The study noted that the transformation to a PCMH can be difficult in terms of both reorganizing how care is delivered, as well as additional costs incurred by the practices during the transformation.

Other challenges cited by survey respondents included establishing care coordination agreement with referral physicians (cited by more than 50 percent); financing the transformation to PCMH (more than 40 percent); coordinating care for high-risk patients (almost 40 percent); modifying or adopting an EHR system to support PCMH related functions (almost 40 percent); and projecting financial effects (practice revenue, costs, etc.) of the transformation to PCMH (more than 35 percent).

"Despite the use of care coordinators more often in existing PCMHs than in transforming practices, established PCMHs reported higher challenges in coordinating the care of their high-risk patients," the report stated. "Perhaps this is because care coordination is a challenging and expensive task that is not fully recognized as such until a practice actually attempts to do it properly. Transformation leaders need to address care coordination, a key principle in the PCMH model."

The most common processes engaged in by practices as part of the PCMH model were: assigning patients to a primary care clinician (more than 80 percent); addressing patients' mental health issues or concerns and referring them to appropriate agencies (more than 70 percent); exchanging clinical information electronically with pharmacies (more than 70 percent); involving patients and family members in shared decision making (more than 70 percent); maintaining chronic disease registries (more than 45 percent).

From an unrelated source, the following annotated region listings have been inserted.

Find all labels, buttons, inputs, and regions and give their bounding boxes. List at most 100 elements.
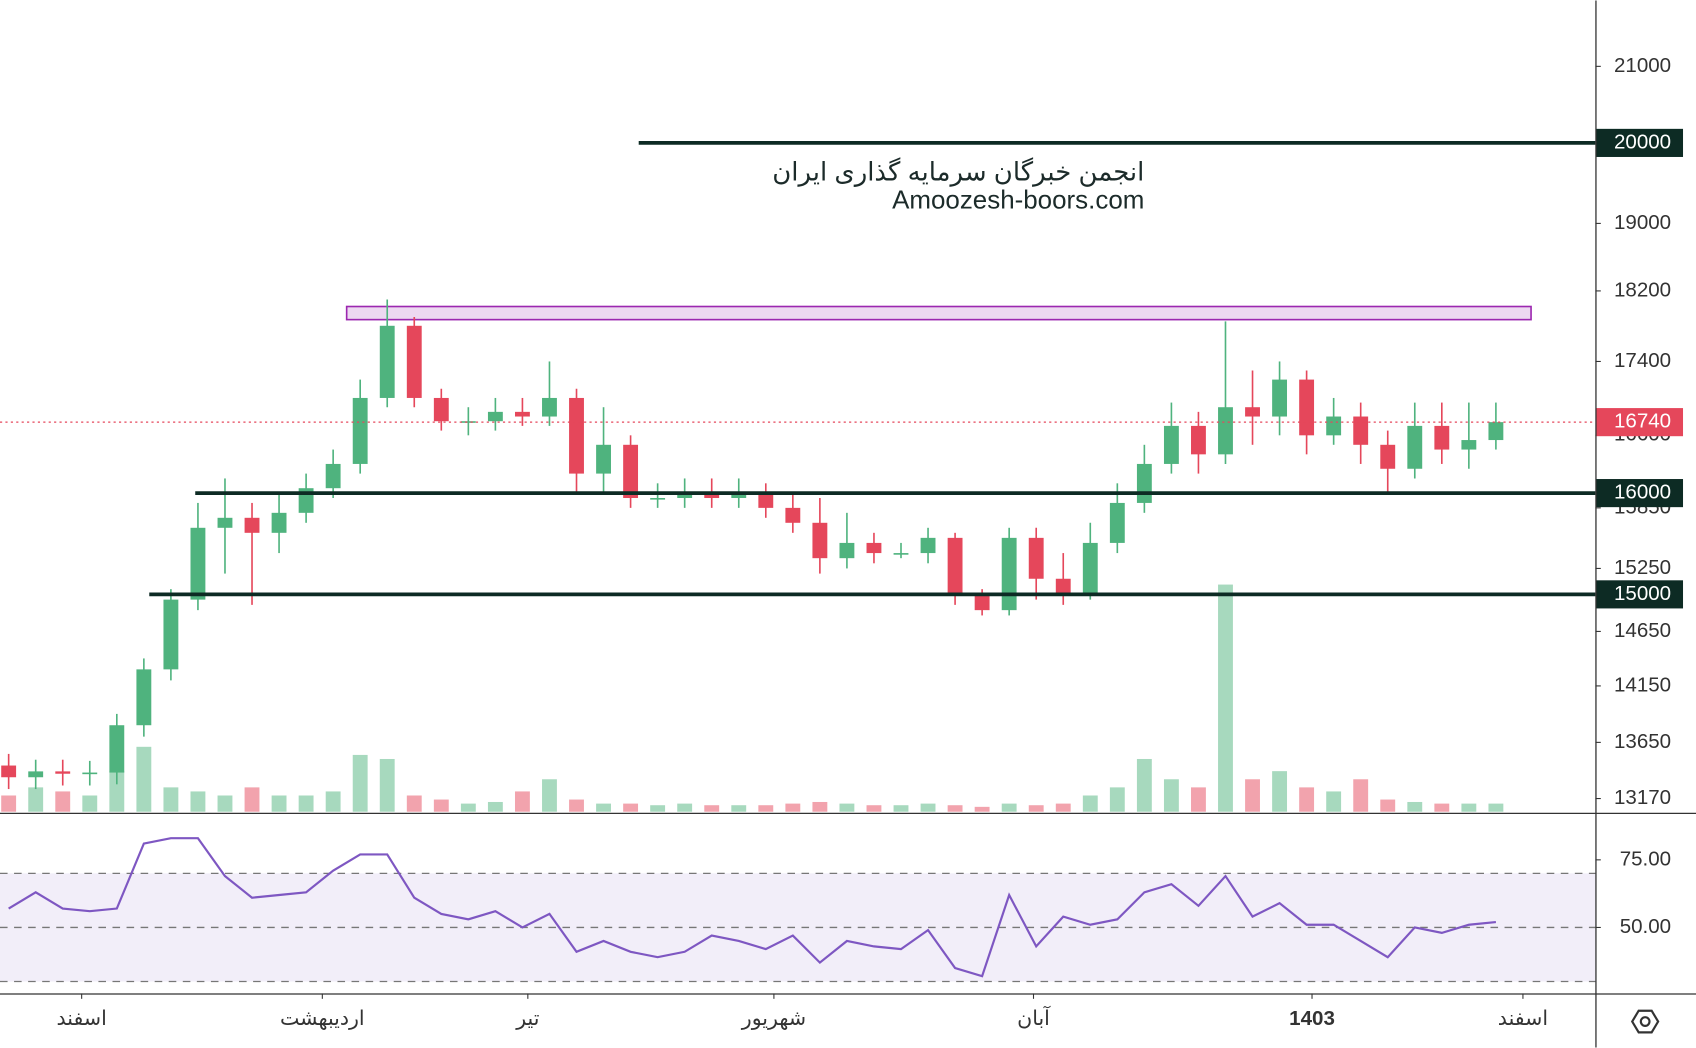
candle-body bbox=[785, 507, 801, 523]
back-layer bbox=[0, 305, 1596, 999]
candle-body bbox=[271, 512, 287, 533]
level-label: 16000 bbox=[1614, 481, 1671, 504]
volume-bar bbox=[1434, 803, 1450, 812]
candle-body bbox=[947, 537, 963, 595]
candle-body bbox=[1245, 407, 1260, 417]
volume-bar bbox=[487, 801, 503, 812]
last-price-label: 16740 bbox=[1614, 410, 1671, 433]
candle-body bbox=[379, 325, 395, 398]
candle-body bbox=[812, 522, 828, 559]
volume-bar bbox=[1163, 779, 1179, 812]
x-tick-label: اسفند bbox=[1498, 1007, 1548, 1030]
candle-body bbox=[839, 542, 855, 559]
rsi-tick-label: 50.00 bbox=[1620, 915, 1671, 938]
settings-icon[interactable] bbox=[1630, 1009, 1660, 1034]
volume-bar bbox=[514, 791, 530, 812]
volume-bar bbox=[1082, 795, 1098, 812]
resistance-zone bbox=[345, 305, 1532, 321]
volume-bar bbox=[460, 803, 476, 812]
candle-body bbox=[244, 517, 260, 533]
rsi-band bbox=[0, 873, 1596, 982]
volume-bar bbox=[812, 801, 828, 812]
candle-body bbox=[920, 537, 936, 554]
volume-bar bbox=[163, 787, 179, 812]
volume-bar bbox=[325, 791, 341, 812]
volume-bar bbox=[1109, 787, 1125, 812]
volume-bar bbox=[1488, 803, 1504, 812]
volume-bar bbox=[704, 805, 720, 812]
candle-body bbox=[1109, 502, 1125, 543]
candle-body bbox=[1001, 537, 1017, 611]
candle-body bbox=[82, 772, 98, 775]
level-badge bbox=[1596, 580, 1684, 609]
volume-bar bbox=[1245, 779, 1260, 812]
hexagon-dot bbox=[1639, 1016, 1651, 1027]
candle-body bbox=[136, 669, 152, 726]
level-badge bbox=[1596, 128, 1684, 157]
watermark-url: Amoozesh-boors.com bbox=[892, 187, 1144, 215]
volume-bar bbox=[1380, 799, 1396, 812]
volume-bar bbox=[271, 795, 287, 812]
candle-body bbox=[1299, 379, 1315, 436]
candle-body bbox=[704, 493, 720, 499]
candle-body bbox=[28, 771, 44, 778]
volume-bar bbox=[379, 758, 395, 812]
y-tick-label: 14150 bbox=[1614, 673, 1671, 696]
volume-bar bbox=[623, 803, 639, 812]
volume-bar bbox=[920, 803, 936, 812]
last-price-badge bbox=[1596, 408, 1684, 437]
candle-body bbox=[650, 498, 666, 500]
candle-body bbox=[1136, 463, 1152, 503]
volume-bar bbox=[731, 805, 747, 812]
y-tick-label: 14650 bbox=[1614, 619, 1671, 642]
volume-bar bbox=[217, 795, 233, 812]
y-tick-label: 19000 bbox=[1614, 211, 1671, 234]
volume-bar bbox=[1218, 584, 1233, 812]
volume-bar bbox=[1272, 771, 1288, 812]
volume-bar bbox=[55, 791, 71, 812]
candle-body bbox=[866, 542, 882, 554]
rsi-line bbox=[8, 837, 1497, 978]
volume-bar bbox=[352, 754, 368, 812]
volume-bar bbox=[650, 805, 666, 812]
candle-body bbox=[433, 397, 449, 422]
candle-body bbox=[1434, 425, 1450, 450]
volume-bar bbox=[109, 771, 125, 812]
candle-body bbox=[731, 493, 747, 499]
candle-body bbox=[596, 444, 611, 474]
volume-bar bbox=[1028, 805, 1044, 812]
marks-layer bbox=[1, 299, 1504, 978]
candle-body bbox=[1380, 444, 1396, 469]
volume-bar bbox=[82, 795, 98, 812]
candle-body bbox=[1461, 440, 1477, 450]
watermark-title: انجمن خبرگان سرمایه گذاری ایران bbox=[772, 156, 1144, 187]
volume-bar bbox=[1136, 758, 1152, 812]
rsi-tick-label: 75.00 bbox=[1620, 847, 1671, 870]
volume-bar bbox=[1001, 803, 1017, 812]
volume-bar bbox=[1191, 787, 1206, 812]
candle-body bbox=[460, 421, 476, 423]
candle-body bbox=[1218, 407, 1233, 455]
front-layer: انجمن خبرگان سرمایه گذاری ایران Amoozesh… bbox=[0, 54, 1684, 1030]
volume-bar bbox=[569, 799, 584, 812]
candle-body bbox=[1407, 425, 1423, 469]
volume-bar bbox=[893, 805, 909, 812]
volume-bar bbox=[839, 803, 855, 812]
y-tick-label: 15250 bbox=[1614, 556, 1671, 579]
hexagon bbox=[1630, 1009, 1660, 1034]
candle-body bbox=[406, 325, 422, 398]
candle-body bbox=[1488, 422, 1504, 441]
candle-body bbox=[1272, 379, 1288, 417]
volume-bar bbox=[1407, 801, 1423, 812]
volume-bar bbox=[298, 795, 314, 812]
y-tick-label: 21000 bbox=[1614, 54, 1671, 77]
x-tick-label: شهریور bbox=[741, 1007, 806, 1030]
volume-bar bbox=[677, 803, 693, 812]
candle-body bbox=[352, 397, 368, 464]
x-tick-label: آبان bbox=[1017, 1005, 1051, 1030]
y-tick-label: 18200 bbox=[1614, 278, 1671, 301]
candle-body bbox=[893, 553, 909, 555]
candle-body bbox=[1353, 416, 1369, 445]
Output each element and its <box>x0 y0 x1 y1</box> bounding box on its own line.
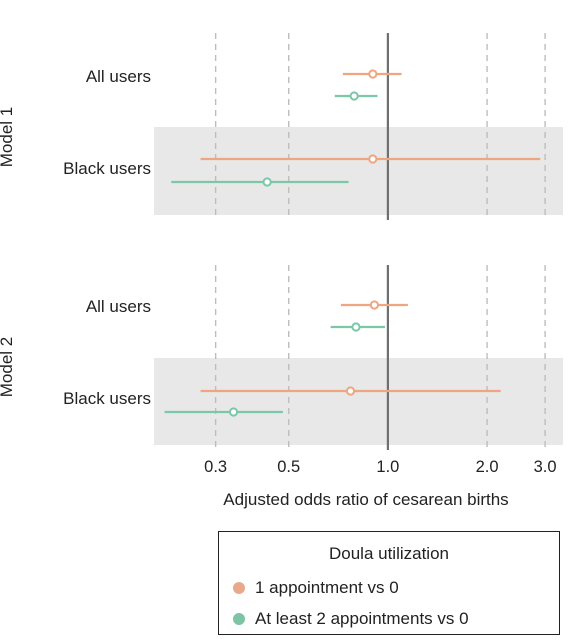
row-label: All users <box>86 297 151 316</box>
x-tick-label: 0.3 <box>204 458 227 476</box>
point-estimate <box>349 91 359 101</box>
point-estimate <box>368 154 378 164</box>
row-label: Black users <box>63 159 151 178</box>
legend-swatch-2 <box>233 613 245 625</box>
x-tick-label: 3.0 <box>534 458 557 476</box>
model-label: Model 1 <box>0 107 16 167</box>
x-tick-label: 2.0 <box>476 458 499 476</box>
legend: Doula utilization 1 appointment vs 0 At … <box>218 531 560 635</box>
shaded-band <box>154 358 563 445</box>
shaded-band <box>154 127 563 215</box>
legend-item-1: 1 appointment vs 0 <box>233 577 399 599</box>
x-tick-label: 0.5 <box>277 458 300 476</box>
point-estimate <box>351 322 361 332</box>
point-estimate <box>262 177 272 187</box>
legend-swatch-1 <box>233 582 245 594</box>
point-estimate <box>228 407 239 417</box>
x-axis-label: Adjusted odds ratio of cesarean births <box>223 490 508 509</box>
legend-item-2: At least 2 appointments vs 0 <box>233 608 469 630</box>
row-label: All users <box>86 67 151 86</box>
legend-label-2: At least 2 appointments vs 0 <box>255 609 469 628</box>
model-label: Model 2 <box>0 337 16 397</box>
legend-label-1: 1 appointment vs 0 <box>255 578 399 597</box>
point-estimate <box>368 69 378 79</box>
row-label: Black users <box>63 389 151 408</box>
legend-title: Doula utilization <box>328 544 449 563</box>
x-tick-label: 1.0 <box>376 458 399 476</box>
point-estimate <box>345 386 356 396</box>
point-estimate <box>369 300 380 310</box>
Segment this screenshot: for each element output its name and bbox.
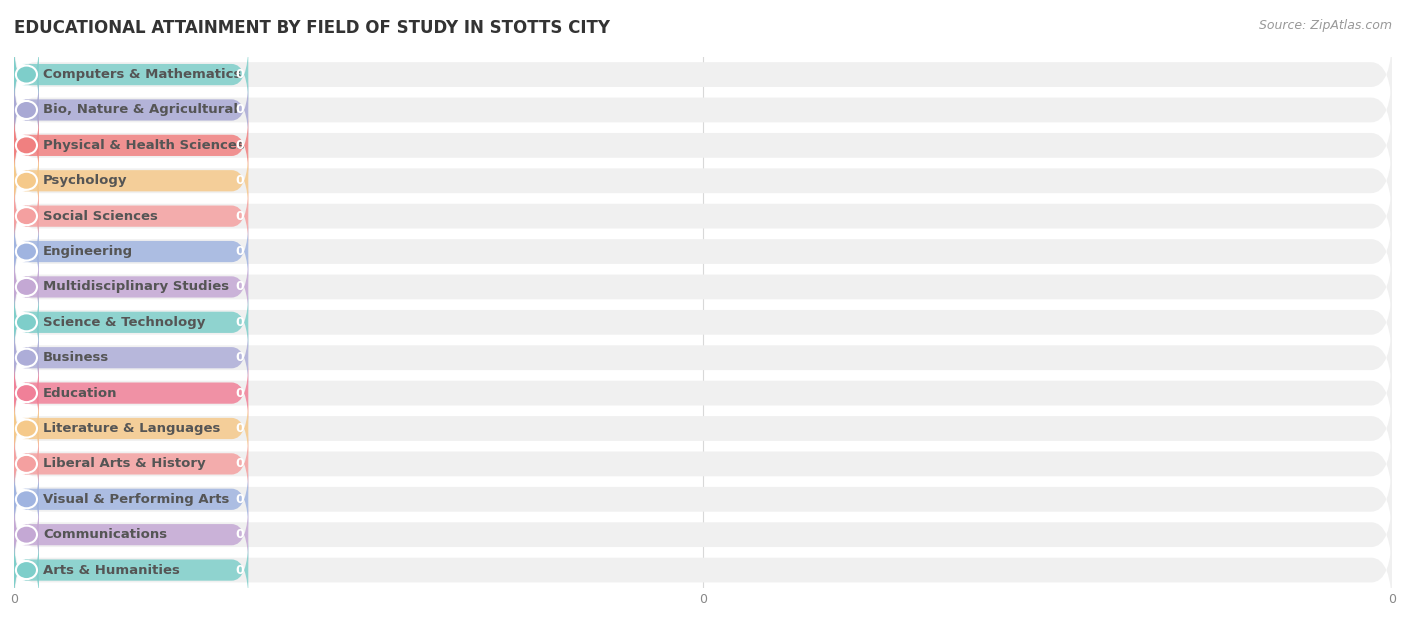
Text: 0: 0 <box>235 210 245 222</box>
FancyBboxPatch shape <box>14 78 249 142</box>
FancyBboxPatch shape <box>14 362 249 425</box>
Text: 0: 0 <box>235 174 245 187</box>
Text: Communications: Communications <box>44 528 167 541</box>
FancyBboxPatch shape <box>14 317 1392 398</box>
Ellipse shape <box>15 490 37 508</box>
FancyBboxPatch shape <box>14 423 1392 504</box>
Text: Physical & Health Sciences: Physical & Health Sciences <box>44 139 245 152</box>
Ellipse shape <box>15 420 37 437</box>
Text: Science & Technology: Science & Technology <box>44 316 205 329</box>
Ellipse shape <box>15 561 37 579</box>
FancyBboxPatch shape <box>14 255 39 319</box>
Ellipse shape <box>15 384 37 402</box>
Ellipse shape <box>15 313 37 331</box>
FancyBboxPatch shape <box>14 43 249 106</box>
FancyBboxPatch shape <box>14 538 39 602</box>
FancyBboxPatch shape <box>14 353 1392 434</box>
Ellipse shape <box>15 455 37 473</box>
Text: 0: 0 <box>235 104 245 116</box>
FancyBboxPatch shape <box>14 105 1392 186</box>
FancyBboxPatch shape <box>14 220 249 283</box>
FancyBboxPatch shape <box>14 185 39 248</box>
Text: Arts & Humanities: Arts & Humanities <box>44 564 180 576</box>
Text: 0: 0 <box>235 245 245 258</box>
FancyBboxPatch shape <box>14 211 1392 292</box>
Ellipse shape <box>15 349 37 367</box>
Text: 0: 0 <box>235 564 245 576</box>
FancyBboxPatch shape <box>14 397 249 460</box>
FancyBboxPatch shape <box>14 388 1392 469</box>
FancyBboxPatch shape <box>14 255 249 319</box>
Text: 0: 0 <box>235 351 245 364</box>
Ellipse shape <box>15 172 37 190</box>
Text: Engineering: Engineering <box>44 245 134 258</box>
FancyBboxPatch shape <box>14 149 39 212</box>
FancyBboxPatch shape <box>14 326 39 389</box>
FancyBboxPatch shape <box>14 78 39 142</box>
Text: EDUCATIONAL ATTAINMENT BY FIELD OF STUDY IN STOTTS CITY: EDUCATIONAL ATTAINMENT BY FIELD OF STUDY… <box>14 19 610 37</box>
FancyBboxPatch shape <box>14 34 1392 115</box>
FancyBboxPatch shape <box>14 538 249 602</box>
FancyBboxPatch shape <box>14 114 249 177</box>
FancyBboxPatch shape <box>14 176 1392 257</box>
Text: Bio, Nature & Agricultural: Bio, Nature & Agricultural <box>44 104 238 116</box>
Text: 0: 0 <box>235 68 245 81</box>
Text: Social Sciences: Social Sciences <box>44 210 157 222</box>
Ellipse shape <box>15 66 37 83</box>
Text: Liberal Arts & History: Liberal Arts & History <box>44 458 205 470</box>
FancyBboxPatch shape <box>14 459 1392 540</box>
Ellipse shape <box>15 137 37 154</box>
Text: 0: 0 <box>235 316 245 329</box>
Text: Education: Education <box>44 387 118 399</box>
FancyBboxPatch shape <box>14 70 1392 150</box>
FancyBboxPatch shape <box>14 282 1392 363</box>
Text: 0: 0 <box>235 458 245 470</box>
FancyBboxPatch shape <box>14 185 249 248</box>
FancyBboxPatch shape <box>14 291 39 354</box>
FancyBboxPatch shape <box>14 503 249 566</box>
Text: Multidisciplinary Studies: Multidisciplinary Studies <box>44 281 229 293</box>
Text: 0: 0 <box>235 281 245 293</box>
Text: Computers & Mathematics: Computers & Mathematics <box>44 68 242 81</box>
Text: 0: 0 <box>235 387 245 399</box>
FancyBboxPatch shape <box>14 468 249 531</box>
Text: 0: 0 <box>235 493 245 506</box>
Text: 0: 0 <box>235 422 245 435</box>
Text: Visual & Performing Arts: Visual & Performing Arts <box>44 493 229 506</box>
FancyBboxPatch shape <box>14 149 249 212</box>
Text: 0: 0 <box>235 139 245 152</box>
FancyBboxPatch shape <box>14 220 39 283</box>
Text: Literature & Languages: Literature & Languages <box>44 422 221 435</box>
Text: Psychology: Psychology <box>44 174 128 187</box>
Ellipse shape <box>15 101 37 119</box>
FancyBboxPatch shape <box>14 530 1392 611</box>
FancyBboxPatch shape <box>14 291 249 354</box>
Ellipse shape <box>15 526 37 544</box>
FancyBboxPatch shape <box>14 397 39 460</box>
Ellipse shape <box>15 243 37 260</box>
FancyBboxPatch shape <box>14 114 39 177</box>
Text: Business: Business <box>44 351 110 364</box>
FancyBboxPatch shape <box>14 503 39 566</box>
Ellipse shape <box>15 278 37 296</box>
FancyBboxPatch shape <box>14 326 249 389</box>
FancyBboxPatch shape <box>14 494 1392 575</box>
FancyBboxPatch shape <box>14 362 39 425</box>
FancyBboxPatch shape <box>14 43 39 106</box>
Text: 0: 0 <box>235 528 245 541</box>
FancyBboxPatch shape <box>14 246 1392 327</box>
Text: Source: ZipAtlas.com: Source: ZipAtlas.com <box>1258 19 1392 32</box>
FancyBboxPatch shape <box>14 432 249 495</box>
FancyBboxPatch shape <box>14 140 1392 221</box>
FancyBboxPatch shape <box>14 468 39 531</box>
FancyBboxPatch shape <box>14 432 39 495</box>
Ellipse shape <box>15 207 37 225</box>
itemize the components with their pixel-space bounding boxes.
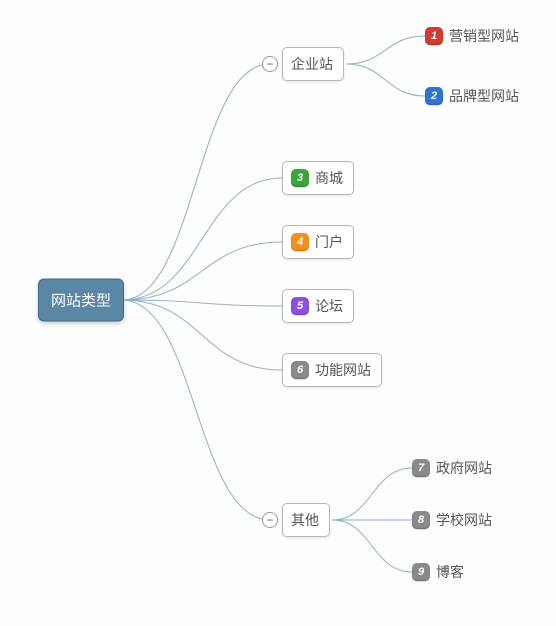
minus-icon: − <box>266 514 273 526</box>
leaf-label: 学校网站 <box>436 510 492 530</box>
leaf-node[interactable]: 9 博客 <box>412 562 464 582</box>
number-badge: 5 <box>291 297 309 315</box>
child-node[interactable]: 3 商城 <box>282 161 354 195</box>
leaf-node[interactable]: 8 学校网站 <box>412 510 492 530</box>
child-node[interactable]: 4 门户 <box>282 225 354 259</box>
leaf-label: 品牌型网站 <box>449 86 519 106</box>
number-badge: 9 <box>412 563 430 581</box>
child-label: 功能网站 <box>315 360 371 380</box>
leaf-label: 营销型网站 <box>449 26 519 46</box>
child-node[interactable]: 5 论坛 <box>282 289 354 323</box>
number-badge: 3 <box>291 169 309 187</box>
leaf-node[interactable]: 2 品牌型网站 <box>425 86 519 106</box>
child-node[interactable]: 6 功能网站 <box>282 353 382 387</box>
leaf-label: 政府网站 <box>436 458 492 478</box>
leaf-label: 博客 <box>436 562 464 582</box>
child-node[interactable]: 其他 <box>282 503 330 537</box>
number-badge: 2 <box>425 87 443 105</box>
child-label: 商城 <box>315 168 343 188</box>
number-badge: 7 <box>412 459 430 477</box>
child-label: 门户 <box>315 232 343 252</box>
number-badge: 1 <box>425 27 443 45</box>
collapse-button[interactable]: − <box>262 56 278 72</box>
root-label: 网站类型 <box>51 293 111 310</box>
child-label: 论坛 <box>315 296 343 316</box>
child-label: 其他 <box>291 510 319 530</box>
collapse-button[interactable]: − <box>262 512 278 528</box>
child-label: 企业站 <box>291 54 333 74</box>
root-node[interactable]: 网站类型 <box>38 279 124 322</box>
number-badge: 6 <box>291 361 309 379</box>
leaf-node[interactable]: 1 营销型网站 <box>425 26 519 46</box>
child-node[interactable]: 企业站 <box>282 47 344 81</box>
leaf-node[interactable]: 7 政府网站 <box>412 458 492 478</box>
minus-icon: − <box>266 58 273 70</box>
number-badge: 8 <box>412 511 430 529</box>
number-badge: 4 <box>291 233 309 251</box>
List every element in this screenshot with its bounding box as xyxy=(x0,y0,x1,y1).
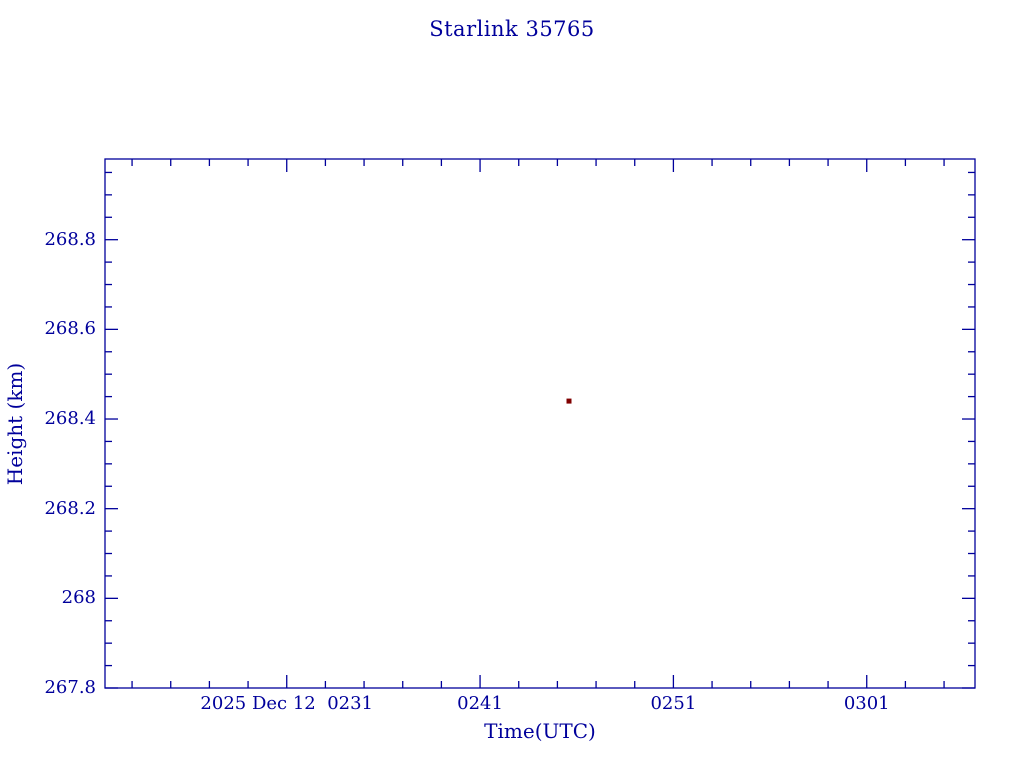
y-tick-label: 268.6 xyxy=(44,318,96,340)
data-point xyxy=(566,398,572,404)
chart-title: Starlink 35765 xyxy=(429,17,595,41)
y-tick-label: 268.4 xyxy=(44,408,96,430)
y-axis-label: Height (km) xyxy=(3,362,27,486)
x-tick-label: 0241 xyxy=(457,693,503,714)
x-tick-label: 0301 xyxy=(843,693,890,714)
x-axis-label: Time(UTC) xyxy=(484,719,596,743)
plot-frame xyxy=(104,158,976,689)
y-tick-label: 268.8 xyxy=(44,228,96,250)
y-tick-label: 267.8 xyxy=(44,677,96,698)
y-tick-label: 268 xyxy=(61,587,96,609)
x-tick-label: 2025 Dec 12 0231 xyxy=(200,693,374,714)
y-tick-label: 268.2 xyxy=(44,497,96,519)
x-tick-label: 0251 xyxy=(650,693,697,714)
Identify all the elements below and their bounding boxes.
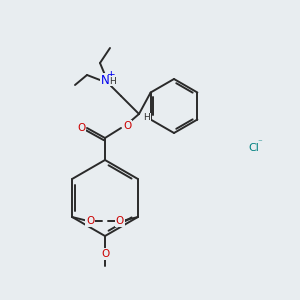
Text: O: O — [77, 123, 85, 133]
Text: N: N — [100, 74, 109, 86]
Text: H: H — [144, 113, 150, 122]
Text: O: O — [86, 216, 94, 226]
Text: Cl: Cl — [248, 143, 259, 153]
Text: O: O — [101, 249, 109, 259]
Text: O: O — [123, 121, 131, 131]
Text: H: H — [110, 76, 116, 85]
Text: ⁻: ⁻ — [258, 139, 262, 148]
Text: O: O — [116, 216, 124, 226]
Text: +: + — [107, 70, 115, 80]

Of overriding concern among respondents are the competing standards and accreditation programs for PCMHs. Ninety-one percent of survey respondents said they want one set of standards for PCMH evaluation. Most of the practices already accredited were through the National Committee for Quality Assurance (NCQA); 70 percent of these reported earning Level 3 NCQA recognition with 70 percent of those practices having achieved Level 3 recognition. Accreditation and recognition processes took, on average, one year to complete.